There is a rising demand for natural antioxidants from edible plant sources for food preservation and shelf-life extension. High-fat food items such as mayonnaise and salad dressings can be produced with natural antioxidants that are efficient, safe, and health-promoting to satisfy the rising demand for synthetic chemical-free products. The antioxidant capacity of FMSC polyphenols against lipid oxidation in mayonnaise was compared to a synthetic antioxidant (BHT). The study demonstrated that FMSC polyphenols (1.0 mg/g¹) are more efficient than synthetic antioxidants (BHT) at preventing oxidative rancidity in a full-fat spread such as mayonnaise for seven (7) weeks at 4 °C [47]. In addition, the protein and total mineral content of the FMSC-enriched mayonnaise were markedly higher than its synthetic counterpart. Similarly, dose-dependent addition (200–1000 ppm) of FMSC polyphenols inhibited free-radical formation in peanut oil, thereby preventing oxidative rancidity and deterioration in oils during regular and accelerated storage of 7.8 weeks, respectively [43,48]. FMSC polyphenols were significantly effective in reducing primary and secondary oxidation products at 800 and 1000 ppm in oils stored for up to three months.

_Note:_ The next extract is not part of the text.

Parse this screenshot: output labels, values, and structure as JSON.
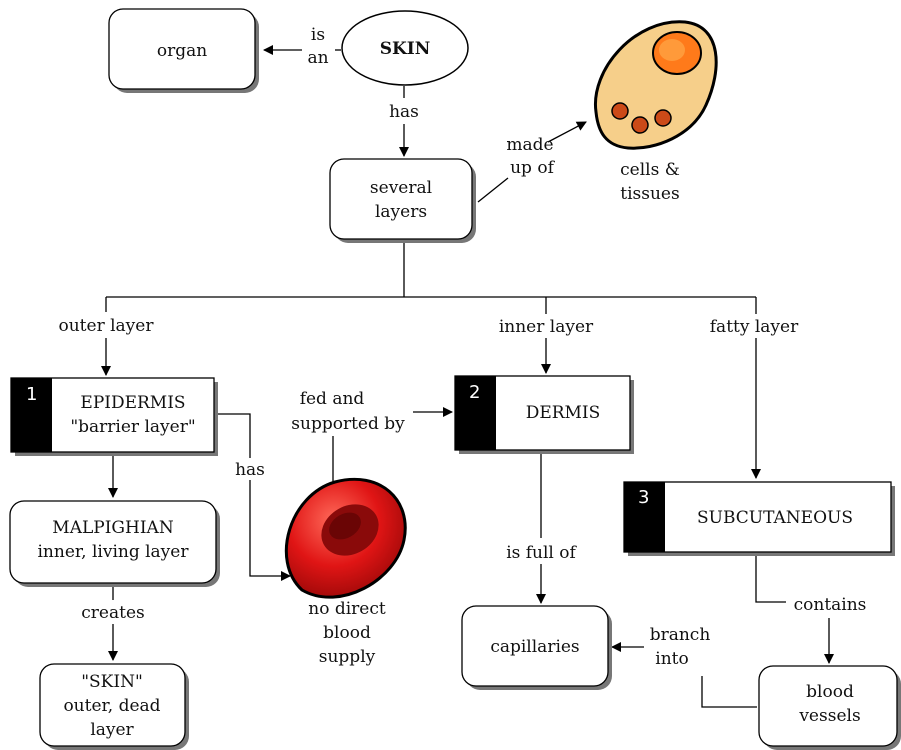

Incorporating FM by-products in biscuits may provide natural health benefits, including calcium, iron, and zinc, to consumers. Krishnan et al. [12] studied the physicochemical and functional properties of native, malted and hydrothermally treated FMSC and then substituted them in wheat flour at 10 and 20% to make composite flour for biscuits (labelled as NFMSC, MFMSC and HTFMSC). The biscuits with significant nutrient variation from the control biscuit were 10% NFMSC, 20% MFMSC and 10% HT-FMSC biscuits. The protein content of MFMSC and HTFMSC increased by 8%, and carbohydrates decreased in the three samples by 6.8, 11.3 and 7.5%, respectively. There was a 3.5-, 7.6- and a 5-fold increase in the insoluble dietary fibre of the three biscuits. Dietary fibre, calcium, iron, and zinc of the biscuits made from composite flours increased. The 20% MFMSC biscuit had the highest increase in zinc and polyphenols at 26% and 70%, respectively [12]. The sensory scores showed that native and hydrothermally processed millet, the malted millet seed coat, was the best for making biscuits at 10% and 20%, respectively [12]. The instrumental colour profile of the biscuits was measured using the CIELab colour system, while the texture was assessed by testing the biscuits’ breaking strength using the three-point break technique. The addition of FMSC darkened and hardened the biscuits. Similarly, the average colour sensory score of the biscuits was 7, indicating an above-average likeness. Due to the roughness of the integrated fibre, the score for surface features was slightly lower, at 6.1. The biscuit had a texture score of 6.2, meaning it was less crisp but still maintained an acceptable rating of 7.6 for eating quality [7].